La politica sostiene che la volontà ministeriale sarebbe diversa e che il Ministero non intenderebbe procedere al rinnovo. Dal canto suo, il Ministero, secondo quanto riferito informalmente, spiega ancora il sindacato «lascia intendere che sarebbe stata la politica a dover presentare almeno un emendamento per tutelare questo bacino di lavoratori. Politica e Ministero si accusano a vicenda, ma rigorosamente senza dirlo ufficialmente. Tutto resta affidato alle voci di corridoio, ai “si dice”, alle mezze frasi e alle responsabilità che nessuno vuole assumersi pubblicamente. Perché? Perché evidentemente è più conveniente mantenere intatti determinati equilibri piuttosto che dire la verità e assumersi la responsabilità delle proprie decisioni».

L’appello di USB: “il precariato non si cancella con una NASpI”

«Nel frattempo, però, le persone non vivono di voci di corridoio. – precisa USB prendendo le parti dei tirocinanti ministeriali – Le famiglie non pagano le bollette con le promesse. E la dignità non si alimenta con il silenzio. Ai politici e ai santoni di turno diciamo una cosa molto semplice: il precariato non si cancella con una NASpI, con il silenzio e con la rassegnazione. Il precariato si cancella attraverso la stabilizzazione dei lavoratori, riconoscendo il valore dell’esperienza maturata e garantendo continuità occupazionale e dignità. Altrimenti, chi continua a professare modernità, sviluppo e lavoro deve necessariamente scontrarsi con la cruda realtà: senza fatti, quelle parole restano soltanto chiacchiere buone per il proprio tornaconto politico».

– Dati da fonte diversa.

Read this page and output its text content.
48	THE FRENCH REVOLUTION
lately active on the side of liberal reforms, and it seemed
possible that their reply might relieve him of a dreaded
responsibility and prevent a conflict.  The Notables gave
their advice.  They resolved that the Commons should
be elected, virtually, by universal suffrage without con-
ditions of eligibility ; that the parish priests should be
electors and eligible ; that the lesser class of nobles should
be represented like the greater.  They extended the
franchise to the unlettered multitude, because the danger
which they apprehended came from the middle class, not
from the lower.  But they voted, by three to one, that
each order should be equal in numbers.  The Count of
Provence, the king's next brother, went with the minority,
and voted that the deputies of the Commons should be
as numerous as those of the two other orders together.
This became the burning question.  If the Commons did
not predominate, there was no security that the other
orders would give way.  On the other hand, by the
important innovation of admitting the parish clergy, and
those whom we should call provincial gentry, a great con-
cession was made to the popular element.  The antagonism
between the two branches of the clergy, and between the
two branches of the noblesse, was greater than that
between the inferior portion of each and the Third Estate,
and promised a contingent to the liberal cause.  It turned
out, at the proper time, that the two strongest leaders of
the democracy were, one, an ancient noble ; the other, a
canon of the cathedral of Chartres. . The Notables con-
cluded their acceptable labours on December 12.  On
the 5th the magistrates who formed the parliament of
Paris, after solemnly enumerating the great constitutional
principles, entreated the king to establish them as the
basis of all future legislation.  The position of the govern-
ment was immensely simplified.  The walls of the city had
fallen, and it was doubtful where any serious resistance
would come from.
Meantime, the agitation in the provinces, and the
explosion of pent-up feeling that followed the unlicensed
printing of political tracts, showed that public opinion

«Non chiediamo favori. Chiediamo diritti. Non chiediamo elemosine. Chiediamo lavoro e dignità. Non chiediamo promesse. Chiediamo risposte ufficiali e responsabilità. Dal 1° agosto, altre 300 famiglie circa rischiano di entrare nel mondo dei disoccupati calabresi. E mentre la politica continua a giocare allo scaricabarile e il Ministero resta in silenzio, – conclude – sono ancora una volta i lavoratori e le loro famiglie a pagare il prezzo dell’inerzia».